Base metal prices rebounded on Tuesday following sharp falls in the previous session as industrial consumers bought the metal at lower prices.
Traders said prices were also pushed higher by commodity index funds, which tend to buy the underlying commodity futures on the last day of the month and on the first of the month. It is estimated that commodity index funds have about $80bn under management.
The three-month copper price, which sank almost four per cent on Monday, rose three per cent or $167 to $4,807 a tonne in late afternoon trade on the London Metal Exchange.
The three-month LME aluminium price gained $50 to $2,410 a tonne, retracing about two-thirds of its decline from the previous session.
Zinc prices jumped more than five per cent to $2,359 a tonne, and are now within about $60 of matching the record high reached four weeks ago.
“Any time the price falls steeply you see [industrial] consumers coming into the market and buying because they’ve been waiting for a long time for prices to fall. They’re therefore short of the metal. They have to buy,” said a London-based trader.
Gold prices were also firmer, adding $6 to $560.30/$561.20 a troy ounce on the day. Investment demand for gold in 2006 is likely to fall from last year’s strong levels, CPM Group, the New York-based commodities consultant, said in its 2006 yearbook on gold.
CPM forecast that gold prices would average $502.34 this year, compared with $446.42 in 2005. It said the rise in gold prices had stimulated more mining exploration and development. CPM projected a 6.1 per cent rise in gold mine output to 66.8m ounces.
The company forecast that fabrication demand for gold would fall 1.6 per cent this year to 81.3m ounces. It predicted that net central bank gold sales would fall to 13m ounces in 2006 from 20.3m last year.

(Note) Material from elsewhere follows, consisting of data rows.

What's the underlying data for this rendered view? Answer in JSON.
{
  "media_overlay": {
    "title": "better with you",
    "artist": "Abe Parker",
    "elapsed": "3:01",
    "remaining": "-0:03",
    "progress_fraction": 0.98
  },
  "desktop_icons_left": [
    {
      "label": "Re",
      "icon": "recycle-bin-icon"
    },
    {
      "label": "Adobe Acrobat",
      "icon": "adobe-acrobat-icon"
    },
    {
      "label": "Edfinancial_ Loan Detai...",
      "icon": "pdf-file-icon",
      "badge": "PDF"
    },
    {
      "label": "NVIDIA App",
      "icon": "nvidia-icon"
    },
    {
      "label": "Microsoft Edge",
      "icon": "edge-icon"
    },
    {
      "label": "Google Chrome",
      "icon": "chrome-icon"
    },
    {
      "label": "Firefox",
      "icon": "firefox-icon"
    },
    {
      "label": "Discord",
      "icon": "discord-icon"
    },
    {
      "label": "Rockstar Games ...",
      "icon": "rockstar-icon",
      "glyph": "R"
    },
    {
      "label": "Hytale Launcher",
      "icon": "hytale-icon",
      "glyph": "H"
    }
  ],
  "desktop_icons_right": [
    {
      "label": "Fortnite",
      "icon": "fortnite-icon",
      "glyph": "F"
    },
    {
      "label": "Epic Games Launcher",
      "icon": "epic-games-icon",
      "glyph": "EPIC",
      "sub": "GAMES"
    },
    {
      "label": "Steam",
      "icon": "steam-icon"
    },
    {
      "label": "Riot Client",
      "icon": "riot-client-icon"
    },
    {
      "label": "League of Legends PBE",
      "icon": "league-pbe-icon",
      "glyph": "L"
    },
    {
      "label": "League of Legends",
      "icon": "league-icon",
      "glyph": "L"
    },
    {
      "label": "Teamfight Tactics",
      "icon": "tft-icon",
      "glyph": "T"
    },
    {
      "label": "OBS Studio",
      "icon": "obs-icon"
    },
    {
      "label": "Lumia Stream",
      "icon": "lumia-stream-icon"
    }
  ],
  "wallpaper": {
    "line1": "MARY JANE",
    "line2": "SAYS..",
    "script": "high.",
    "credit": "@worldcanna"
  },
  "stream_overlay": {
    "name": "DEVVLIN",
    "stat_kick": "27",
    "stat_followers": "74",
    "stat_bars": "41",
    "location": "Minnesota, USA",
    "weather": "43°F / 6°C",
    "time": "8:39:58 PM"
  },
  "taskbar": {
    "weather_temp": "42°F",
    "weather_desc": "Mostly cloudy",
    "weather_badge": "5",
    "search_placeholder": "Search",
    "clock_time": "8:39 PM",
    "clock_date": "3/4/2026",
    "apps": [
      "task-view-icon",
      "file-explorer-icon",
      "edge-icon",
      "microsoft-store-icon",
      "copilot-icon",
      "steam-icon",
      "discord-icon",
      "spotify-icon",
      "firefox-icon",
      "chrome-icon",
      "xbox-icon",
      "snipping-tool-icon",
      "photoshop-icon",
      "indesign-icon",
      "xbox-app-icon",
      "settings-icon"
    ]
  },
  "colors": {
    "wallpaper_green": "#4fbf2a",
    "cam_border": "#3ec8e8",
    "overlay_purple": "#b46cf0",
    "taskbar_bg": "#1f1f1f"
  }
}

IPE Brent for April delivery gained 53 cents to $61.52 a barrel in late afternoon London trade, while April West Texas Intermediate advanced 25 cents to $61.25 a barrel in early afternoon trade on the New York Mercantile Exchange.

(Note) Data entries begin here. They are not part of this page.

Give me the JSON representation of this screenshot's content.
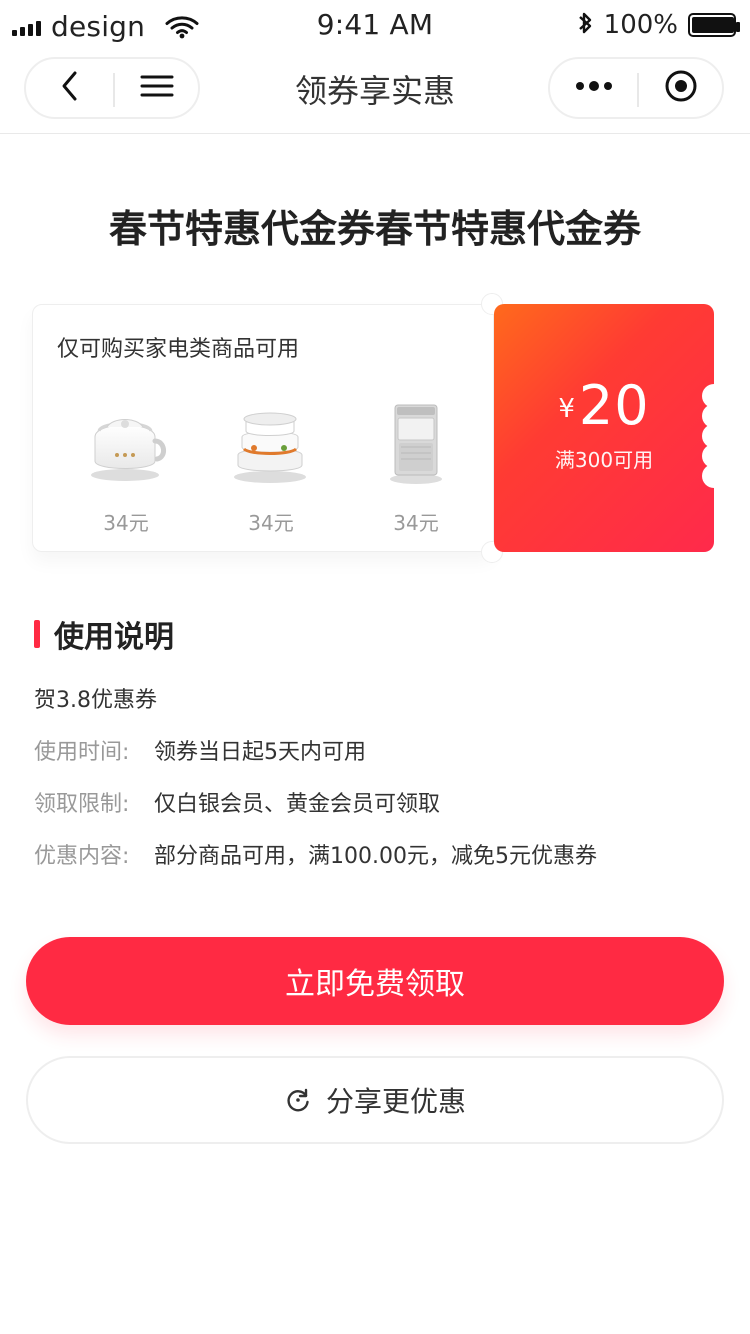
{
  "status_bar": {
    "carrier": "design",
    "time": "9:41 AM",
    "battery_percent": "100%",
    "battery_level": 1.0,
    "icons": [
      "signal-icon",
      "wifi-icon",
      "bluetooth-icon",
      "battery-icon"
    ]
  },
  "nav": {
    "title": "领券享实惠",
    "left_icons": [
      "back-icon",
      "menu-icon"
    ],
    "right_icons": [
      "more-icon",
      "target-icon"
    ]
  },
  "coupon": {
    "title": "春节特惠代金券春节特惠代金券",
    "availability": "仅可购买家电类商品可用",
    "products": [
      {
        "name": "electric-cooker",
        "price": "34元"
      },
      {
        "name": "multi-layer-steamer",
        "price": "34元"
      },
      {
        "name": "washing-machine",
        "price": "34元"
      }
    ],
    "currency_symbol": "¥",
    "amount": "20",
    "condition": "满300可用",
    "colors": {
      "gradient_start": "#ff6a1c",
      "gradient_mid": "#ff3b33",
      "gradient_end": "#ff2a4b"
    }
  },
  "usage": {
    "section_title": "使用说明",
    "headline": "贺3.8优惠券",
    "rows": [
      {
        "label": "使用时间:",
        "value": "领券当日起5天内可用"
      },
      {
        "label": "领取限制:",
        "value": "仅白银会员、黄金会员可领取"
      },
      {
        "label": "优惠内容:",
        "value": "部分商品可用，满100.00元，减免5元优惠券"
      }
    ]
  },
  "actions": {
    "primary_label": "立即免费领取",
    "secondary_label": "分享更优惠",
    "secondary_icon": "refresh-icon",
    "brand_color": "#ff2a43"
  }
}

Refined sugar prices in London rose more than three per cent to $451.1 a tonne after the International Sugar Organization forecast a global sugar deficit of 2.2m tonnes in the year to September 2006, up from its previous forecast in November of a 1.0 million tonne deficit.
This forecast is still below the estimated 3.7m tonne deficit of the 2004/2005 year. The ISO estimated 2005/2006 global sugar output at a new record high of 148.97m tonnes, up from 144.26 million the previous year.